"Buddhism and Brain Research - How Meditation Works?"

Symposium in the year of the European Capital of Culture "RUHR 2010" at Ruhr University in Bochum.

Prof. Dr. Andreas K. Engel and Lama Ole Nydahl discuss about consciousness and the connection between brain and mind. Nowadays, by means of modern technology, mental activity can be measured very precisely by observing brain activity from outside. Buddhist meditation, on the other hand, provides a detailed observation of mental activity from the inside.  These two perspectives meet in a panel discussion. Professor Engel is the head of the Institute of Neurophysiology  at the university hospital in Hamburg and is well-known for his work in brain research; Lama Ole Nydahl is among the most renowned Buddhist teachers in the Western world. Both experts discuss about consciousness and the connection between brain and mind.

The second part of the evening will demonstrate how meditation affects the brain.  The latest neuroscientific studies indicate that with regular meditation, the brain structure and activity change permanently. A few of the most exciting results will be presented and discussed by the experts, including the study which was carried out in the laboratory of Professor Engel, examining Lama Ole Nydahl himself.

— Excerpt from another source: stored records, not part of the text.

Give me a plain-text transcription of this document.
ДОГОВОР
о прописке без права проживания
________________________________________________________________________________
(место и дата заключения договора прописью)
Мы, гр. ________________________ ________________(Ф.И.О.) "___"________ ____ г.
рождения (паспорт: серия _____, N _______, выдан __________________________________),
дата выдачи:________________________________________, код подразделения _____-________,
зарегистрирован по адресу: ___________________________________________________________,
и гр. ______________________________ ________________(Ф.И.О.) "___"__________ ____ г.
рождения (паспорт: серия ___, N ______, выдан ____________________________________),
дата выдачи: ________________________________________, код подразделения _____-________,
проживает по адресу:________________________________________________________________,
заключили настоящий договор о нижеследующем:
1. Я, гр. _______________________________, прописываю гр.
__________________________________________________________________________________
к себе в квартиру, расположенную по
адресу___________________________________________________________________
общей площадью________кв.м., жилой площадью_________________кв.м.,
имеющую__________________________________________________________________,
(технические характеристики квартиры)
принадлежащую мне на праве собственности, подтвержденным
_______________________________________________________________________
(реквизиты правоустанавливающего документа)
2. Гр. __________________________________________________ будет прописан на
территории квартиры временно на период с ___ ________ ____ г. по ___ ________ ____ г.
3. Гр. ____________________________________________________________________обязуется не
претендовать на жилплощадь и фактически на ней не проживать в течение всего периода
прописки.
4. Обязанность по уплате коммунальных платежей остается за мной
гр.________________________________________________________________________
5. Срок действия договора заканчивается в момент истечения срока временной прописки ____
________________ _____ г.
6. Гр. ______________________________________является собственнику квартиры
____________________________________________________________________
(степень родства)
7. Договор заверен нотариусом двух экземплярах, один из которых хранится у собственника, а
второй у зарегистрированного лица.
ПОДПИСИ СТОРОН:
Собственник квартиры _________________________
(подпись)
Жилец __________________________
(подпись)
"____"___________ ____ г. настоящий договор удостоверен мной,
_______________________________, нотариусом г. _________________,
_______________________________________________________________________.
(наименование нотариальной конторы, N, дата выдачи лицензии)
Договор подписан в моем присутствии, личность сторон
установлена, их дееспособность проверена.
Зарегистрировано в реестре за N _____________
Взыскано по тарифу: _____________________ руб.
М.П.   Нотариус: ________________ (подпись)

Afterwards, Professor Engel and Lama Ole will also be there for questions and answers.

Introduction:     Dr. Peter Malinowski
Moderation:      Guido Czeija, MA
Lecture hall (Audimax) of the Ruhr University Bochum
7.30 pm     Panel discussion

The participants:

Lama Ole Nydahl - one of the most renowned Buddhist teachers in the West who has been travelling around the world for 35 years now to start and visit Buddhist centres, students and people interested in Buddhism.

"The basic nature of our mind is like space: limitless and indestructible. When we work with mind and realize this, our inner qualities awake: We become fearless and get more surplus in order to help others."

LINK Lama Ole Nydahls Homepage


Prof. Dr. Andreas K. Engel - Director of the Institute of Neurophysiology and Pathophysiology at the university hospital in Hamburg-Eppendorf (UKE)

"How does the world develop in our head? Why are we able to simultaneously see a glass of water, smell the scent of a rose, stroke a cat and listen to a song by Elton John when the view into the brain shows the activity of the neurons in totally different regions? How do hundreds of billions of neurons communicate? The neuroscientists made great progress in the search for the language of the brain. ?Now we know how single words produced by the brain form sentences. Thus, we know the grammar."